- The Port Authority of New York and New Jersey (PANYNJ) has undertaken a $23.7-million agreement with Cross Harbor Partners to complete a Tier II Environmental Impact Statement on two preferred options of freight movement across New York Harbor, RT & S reported. The study is likely to last three years.
- The options under consideration are the construction of a cross-harbor freight tunnel and the expansion of PANYNJ's existing railcar float operation.
- The rail tunnel option will require the construction of a freight tunnel under the New York Harbor running approximately four miles from Jersey City, N.J. to Brooklyn, N.Y. The railcar float option would expand the existing carfloat system.
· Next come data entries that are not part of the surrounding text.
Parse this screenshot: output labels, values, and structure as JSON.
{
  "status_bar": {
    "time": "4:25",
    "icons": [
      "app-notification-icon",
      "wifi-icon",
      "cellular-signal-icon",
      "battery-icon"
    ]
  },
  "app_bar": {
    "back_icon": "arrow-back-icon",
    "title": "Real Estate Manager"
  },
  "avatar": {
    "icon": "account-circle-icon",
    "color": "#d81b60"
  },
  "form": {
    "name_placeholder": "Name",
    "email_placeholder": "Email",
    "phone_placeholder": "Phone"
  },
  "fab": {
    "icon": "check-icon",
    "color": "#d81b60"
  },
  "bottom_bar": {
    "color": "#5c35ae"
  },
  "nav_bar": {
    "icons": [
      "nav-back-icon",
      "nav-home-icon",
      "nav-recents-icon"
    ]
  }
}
It would include new transfer bridges, carfloats, locomotives and tracks.
As the transport industry struggles with various shortages and infrastructure continues to crumble, alternative methods of carriage are needed.
Ports are pushing hard for transport alternatives for freight movement due to subpar or failing infrastructure, and an over-reliance on single forms of transport that strain already exhausted systems such as Dam and Locks 52 and 53 on the Ohio River.
The struggling port of New York and New Jersey is no exception to the condition of being over-burdened, and causing excess strain on the surrounding environment. "New York New Jersey Rail, LLC’s carfloat operation plays a significant role in moving goods across New York/New Jersey Harbor today,” Port Authority’s Port Director Molly Campbell told Supply Chain Dive.
"The Tier II study we are about to undertake will examine the costs and benefits of two alternatives that would improve the movement of goods across the harbor: one being an enhanced carfloat operation, and the other being a freight rail tunnel," said Campbell. "These options are beneficial to the environment as it will help reduce roadway congestion by taking trucks off the road, which in turn reduces the amount of pollution emitted into the environment."
The review will include outreach to stakeholders, including elected officials and the public. Both costs and benefits of each alternative will be considered in hopes of reducing roadway congestion currently attributed to goods movement across the New York/New Jersey Harbor.
The recommended alternative would require additional funding for the next phase of development, which entails preliminary engineering.